でも、大きな仕事ばかりじゃやってられないんですよ、実は。小さな仕事もこなさないとならない。それは、いわゆる出来高払い」っていう制度のためです。

仕事をしてお金をもらう流れの中には、いくつかの手順があります。

仕事の打診が来る → もっともらしく検討して引き受ける返事をする → 仕事をもらう(発注) → 仕事をこなす → 出来たファイルを送る(納品) → お金を払ってもらう(小切手であれば届くまで待って、さらに場合によっては、預け入れてからそのお金が使えるようになるまで、銀行の5営業日待つ必要があります)

ま、こんな感じです。つまり、実際に仕事をもらってからお金が入るまで、かなり時間がかかる訳です。翻訳会社からの仕事であれば、納品した次の月末とか、へたすると3ヶ月後に支払いとなることもあるし。ましてその仕事が数ヶ月に及ぶとなれば、その間いくら仕事をしていても無収入(なのに、税法上は収入があるとみなされる)。仕事をしている期間中は、蓄えを崩しながら生きていくわけです。

そうなると、3ヶ月分くらいの蓄えがないとやっていけません。いや、これでも足りないくらい。だから結構きついんですよ。多少お金があるように見えても、使えないんです。さらに税金は(天引きではなく)後払いなので、その分も用意しておかないとならない。

贅沢を言えば、毎月のように適当に大きな仕事が入ってくれて、収入が安定してくれる方がいいです。でも、安定した仕事というのは、得意先が決まってしまうことになり、急に仕事をもらえなくなった場合(その会社が潰れたりトラブルがあって取り引きを止めたりとか、いろいろな理由で)、一気に仕事がなくなってしまう。こういう危険性もあるんです。

で、前にもちょっと書きましたが、保険の意味でいくつかの取引先を確保し、大小さまざまな仕事を請け負う形に落ち着くわけですね。簡単に言えば下請けですよ。また、小さな仕事というのは、いろいろなジャンルにまたがることが多く、仕事の幅を増やす意味ではとても有意義です。専門分野だけに固執していると、つぶしがきかないですからね。

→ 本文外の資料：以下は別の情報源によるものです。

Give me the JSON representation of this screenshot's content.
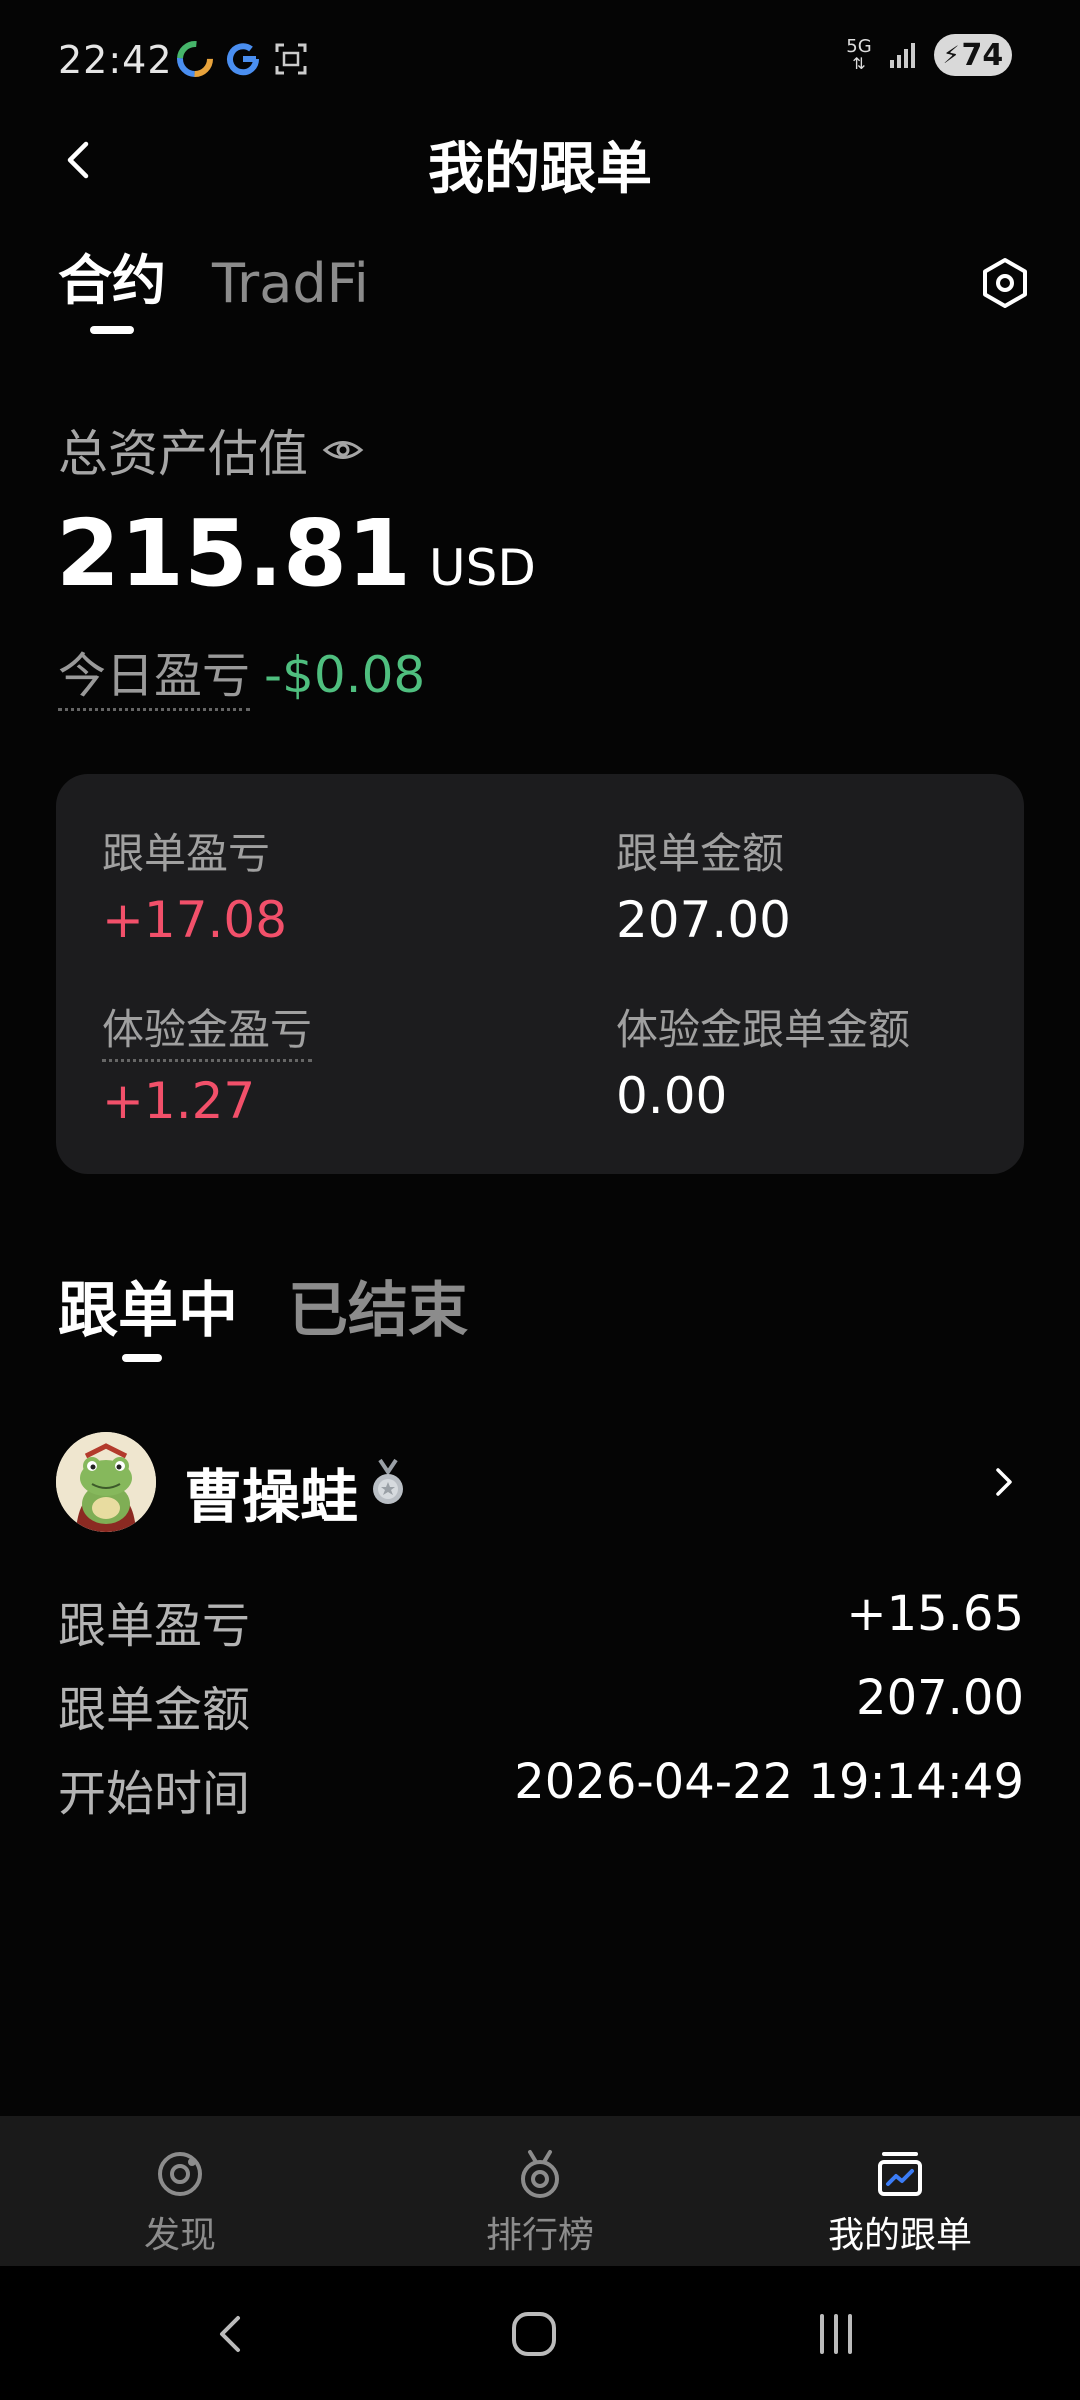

今、翻訳業界の中で、一番人手不足でお金になる分野は特許です。他の分野とはちょっと違うのでかなり勉強は必要ですが、仕事にあぶれることはないです。でも、信じられないくらいにしんどい仕事ですね。過労死する人も結構いるみたいだし。前にちょっとやっていたこともあるんですが、あまりにしんどいので最近はやってません。でも経験があると、いざという時に役に立ちます。だからいつでも引き受けられるように準備はしておかなければ。背に腹は代えられないですから。

その特許でも、大きなものから小さなもので様々です。なるべく小さな仕事をたくさんこなすと、収入の面でも実績の面でも利するものがありますね。だから(特許に限らず)仕事は、なるべく大小で選ばないようにしています。とは言え、取引先との関係でなかなか思うようにはいかないんですけどね、現実には。

まあ、所詮は下請けですから、フリーの翻訳者なんて。。。